The gun dropped and clattered but the man had presence of mind to yank the door shut. The gun got caught on the floor between the door and jamb and the door bounced open again. One certainty: it wasn’t a chance burglar. Sneak thieves seldom carried guns and never stayed to fight. But this one did: came in and slammed the door back hard enough to shatter the mottled glass of the shower stall. A shard cut the back of Spode’s hand but Spode was in motion. The penlight made an arc and there was enought light: he smashed the blade of his hand into the man’s larynx.

The intruder had only one good hand now. It brought the penlight up to the injured throat and Spode went for the solar plexus with board-stiff fingertips. He folded the man but the wild-swinging right hand smashed against the side of Spode’s jaw. It was going to hurt to chew for a day or two. Spode cracked him across the back of the neck and the man went down.

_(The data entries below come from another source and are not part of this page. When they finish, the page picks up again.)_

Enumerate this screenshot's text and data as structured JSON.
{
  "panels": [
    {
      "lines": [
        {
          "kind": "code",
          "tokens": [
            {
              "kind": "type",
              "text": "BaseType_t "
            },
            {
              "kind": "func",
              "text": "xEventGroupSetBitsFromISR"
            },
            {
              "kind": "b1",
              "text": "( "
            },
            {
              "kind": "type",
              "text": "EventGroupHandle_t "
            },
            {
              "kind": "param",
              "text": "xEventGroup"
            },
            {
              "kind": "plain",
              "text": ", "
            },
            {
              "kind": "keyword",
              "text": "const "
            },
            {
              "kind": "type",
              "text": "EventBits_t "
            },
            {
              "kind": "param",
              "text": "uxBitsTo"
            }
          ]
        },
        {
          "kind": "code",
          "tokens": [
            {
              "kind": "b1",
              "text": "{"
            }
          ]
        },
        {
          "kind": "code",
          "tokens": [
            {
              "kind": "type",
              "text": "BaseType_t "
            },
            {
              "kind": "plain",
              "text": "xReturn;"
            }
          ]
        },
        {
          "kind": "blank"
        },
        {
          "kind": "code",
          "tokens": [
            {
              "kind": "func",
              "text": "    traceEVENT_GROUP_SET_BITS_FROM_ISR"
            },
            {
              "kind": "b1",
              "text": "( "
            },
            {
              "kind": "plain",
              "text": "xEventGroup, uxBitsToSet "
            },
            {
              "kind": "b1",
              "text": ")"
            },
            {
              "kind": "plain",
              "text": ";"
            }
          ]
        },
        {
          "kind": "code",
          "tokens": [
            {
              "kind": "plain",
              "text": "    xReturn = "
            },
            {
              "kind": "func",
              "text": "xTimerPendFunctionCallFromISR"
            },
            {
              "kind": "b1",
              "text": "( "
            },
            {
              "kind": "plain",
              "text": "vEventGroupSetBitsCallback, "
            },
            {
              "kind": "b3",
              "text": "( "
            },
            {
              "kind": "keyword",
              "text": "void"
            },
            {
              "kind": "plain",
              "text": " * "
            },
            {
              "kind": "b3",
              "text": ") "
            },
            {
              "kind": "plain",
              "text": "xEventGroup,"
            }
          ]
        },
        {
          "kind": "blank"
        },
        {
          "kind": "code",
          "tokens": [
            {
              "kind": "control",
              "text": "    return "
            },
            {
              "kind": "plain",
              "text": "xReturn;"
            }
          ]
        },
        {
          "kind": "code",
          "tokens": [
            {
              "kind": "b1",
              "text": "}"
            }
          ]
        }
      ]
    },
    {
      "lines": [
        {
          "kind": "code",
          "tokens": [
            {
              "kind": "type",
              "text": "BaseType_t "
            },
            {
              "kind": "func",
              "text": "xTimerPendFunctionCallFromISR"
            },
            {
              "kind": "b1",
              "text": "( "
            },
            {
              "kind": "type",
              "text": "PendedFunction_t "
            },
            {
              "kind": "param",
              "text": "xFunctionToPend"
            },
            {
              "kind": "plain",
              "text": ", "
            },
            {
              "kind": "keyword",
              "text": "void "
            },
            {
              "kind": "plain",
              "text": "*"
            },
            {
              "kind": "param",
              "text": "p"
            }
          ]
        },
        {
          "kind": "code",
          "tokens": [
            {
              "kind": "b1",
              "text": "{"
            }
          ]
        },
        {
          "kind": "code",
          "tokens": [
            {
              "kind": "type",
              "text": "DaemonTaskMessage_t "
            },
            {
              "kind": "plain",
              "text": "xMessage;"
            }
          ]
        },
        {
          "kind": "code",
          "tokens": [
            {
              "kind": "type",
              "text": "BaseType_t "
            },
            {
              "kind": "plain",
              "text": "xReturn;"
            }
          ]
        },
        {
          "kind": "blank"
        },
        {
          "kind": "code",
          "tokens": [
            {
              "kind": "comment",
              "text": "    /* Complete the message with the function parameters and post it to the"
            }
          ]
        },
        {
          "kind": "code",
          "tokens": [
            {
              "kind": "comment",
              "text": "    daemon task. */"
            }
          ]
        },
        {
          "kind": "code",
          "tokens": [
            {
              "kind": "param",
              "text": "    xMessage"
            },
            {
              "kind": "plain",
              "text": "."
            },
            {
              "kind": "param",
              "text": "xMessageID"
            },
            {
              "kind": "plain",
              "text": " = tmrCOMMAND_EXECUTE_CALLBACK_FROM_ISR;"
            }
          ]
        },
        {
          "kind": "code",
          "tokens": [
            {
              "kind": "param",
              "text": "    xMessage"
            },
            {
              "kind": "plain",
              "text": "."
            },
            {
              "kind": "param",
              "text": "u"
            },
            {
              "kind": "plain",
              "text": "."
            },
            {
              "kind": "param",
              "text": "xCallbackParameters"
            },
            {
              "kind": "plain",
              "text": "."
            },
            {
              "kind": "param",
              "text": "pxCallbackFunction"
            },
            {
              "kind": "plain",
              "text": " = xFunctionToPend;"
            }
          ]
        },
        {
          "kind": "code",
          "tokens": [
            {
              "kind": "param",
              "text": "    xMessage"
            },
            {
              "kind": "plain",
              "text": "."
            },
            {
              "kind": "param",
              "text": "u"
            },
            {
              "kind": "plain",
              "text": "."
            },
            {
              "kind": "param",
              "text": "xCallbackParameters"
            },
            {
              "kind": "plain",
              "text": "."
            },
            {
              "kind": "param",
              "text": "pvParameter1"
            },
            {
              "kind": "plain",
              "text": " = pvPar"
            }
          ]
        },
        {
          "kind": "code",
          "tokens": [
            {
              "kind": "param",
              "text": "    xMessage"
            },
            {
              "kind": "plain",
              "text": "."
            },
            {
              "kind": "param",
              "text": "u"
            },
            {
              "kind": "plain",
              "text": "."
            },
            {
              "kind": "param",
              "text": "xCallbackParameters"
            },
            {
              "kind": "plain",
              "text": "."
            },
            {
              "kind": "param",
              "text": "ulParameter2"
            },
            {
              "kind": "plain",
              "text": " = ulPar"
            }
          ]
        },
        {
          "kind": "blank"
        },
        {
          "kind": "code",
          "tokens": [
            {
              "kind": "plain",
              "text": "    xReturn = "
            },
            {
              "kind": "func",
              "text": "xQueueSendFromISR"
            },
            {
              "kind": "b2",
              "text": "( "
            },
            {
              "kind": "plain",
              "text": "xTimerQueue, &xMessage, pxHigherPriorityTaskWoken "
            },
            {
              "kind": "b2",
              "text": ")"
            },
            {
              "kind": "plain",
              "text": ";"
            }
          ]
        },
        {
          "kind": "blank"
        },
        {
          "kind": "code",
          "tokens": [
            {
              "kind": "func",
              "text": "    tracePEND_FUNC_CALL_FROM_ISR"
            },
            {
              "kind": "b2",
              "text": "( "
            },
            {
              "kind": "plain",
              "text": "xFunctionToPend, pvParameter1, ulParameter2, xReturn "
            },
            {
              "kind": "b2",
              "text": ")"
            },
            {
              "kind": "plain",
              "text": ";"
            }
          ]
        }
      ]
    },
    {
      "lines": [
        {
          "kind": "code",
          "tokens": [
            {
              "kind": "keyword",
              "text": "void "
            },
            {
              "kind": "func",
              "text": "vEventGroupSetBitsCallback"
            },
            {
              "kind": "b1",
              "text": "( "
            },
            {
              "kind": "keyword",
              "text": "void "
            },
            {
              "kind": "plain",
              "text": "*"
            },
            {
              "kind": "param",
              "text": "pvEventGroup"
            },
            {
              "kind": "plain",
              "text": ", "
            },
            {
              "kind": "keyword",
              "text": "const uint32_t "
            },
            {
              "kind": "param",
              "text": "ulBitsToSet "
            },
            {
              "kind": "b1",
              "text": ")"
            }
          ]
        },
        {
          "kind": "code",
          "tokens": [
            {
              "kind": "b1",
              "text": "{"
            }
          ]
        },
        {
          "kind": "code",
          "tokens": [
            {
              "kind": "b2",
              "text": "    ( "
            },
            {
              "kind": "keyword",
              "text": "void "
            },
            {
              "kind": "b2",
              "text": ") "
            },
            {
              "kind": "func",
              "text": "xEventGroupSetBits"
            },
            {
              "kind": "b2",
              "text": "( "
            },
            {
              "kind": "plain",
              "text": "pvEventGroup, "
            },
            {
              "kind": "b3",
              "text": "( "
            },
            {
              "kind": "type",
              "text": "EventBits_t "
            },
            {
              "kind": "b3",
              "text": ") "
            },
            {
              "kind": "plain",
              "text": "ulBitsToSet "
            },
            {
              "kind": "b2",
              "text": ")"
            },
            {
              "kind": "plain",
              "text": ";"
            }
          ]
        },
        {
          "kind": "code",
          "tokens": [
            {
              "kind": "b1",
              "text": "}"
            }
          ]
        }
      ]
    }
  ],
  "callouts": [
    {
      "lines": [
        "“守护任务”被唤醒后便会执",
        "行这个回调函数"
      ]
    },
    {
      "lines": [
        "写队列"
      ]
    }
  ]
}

The first thing Spode went for was the automatic pistol. He checked the safety as he turned. The penlight was on the floor under the sink, still burning, rolling slowly. The man was blinking. Spode switched on the ceiling light and had a look at him.

Now Spode recognized him—the man he’d seen drive past the house slowly a little while ago. An ordinary round face, brown hair, unexceptional eyes. Middle-aged and on the burly side. He looked like a civil servant, a faceless assistant to an assistant. But the side-vented brown suit had been tailored to accommodate the belt holster.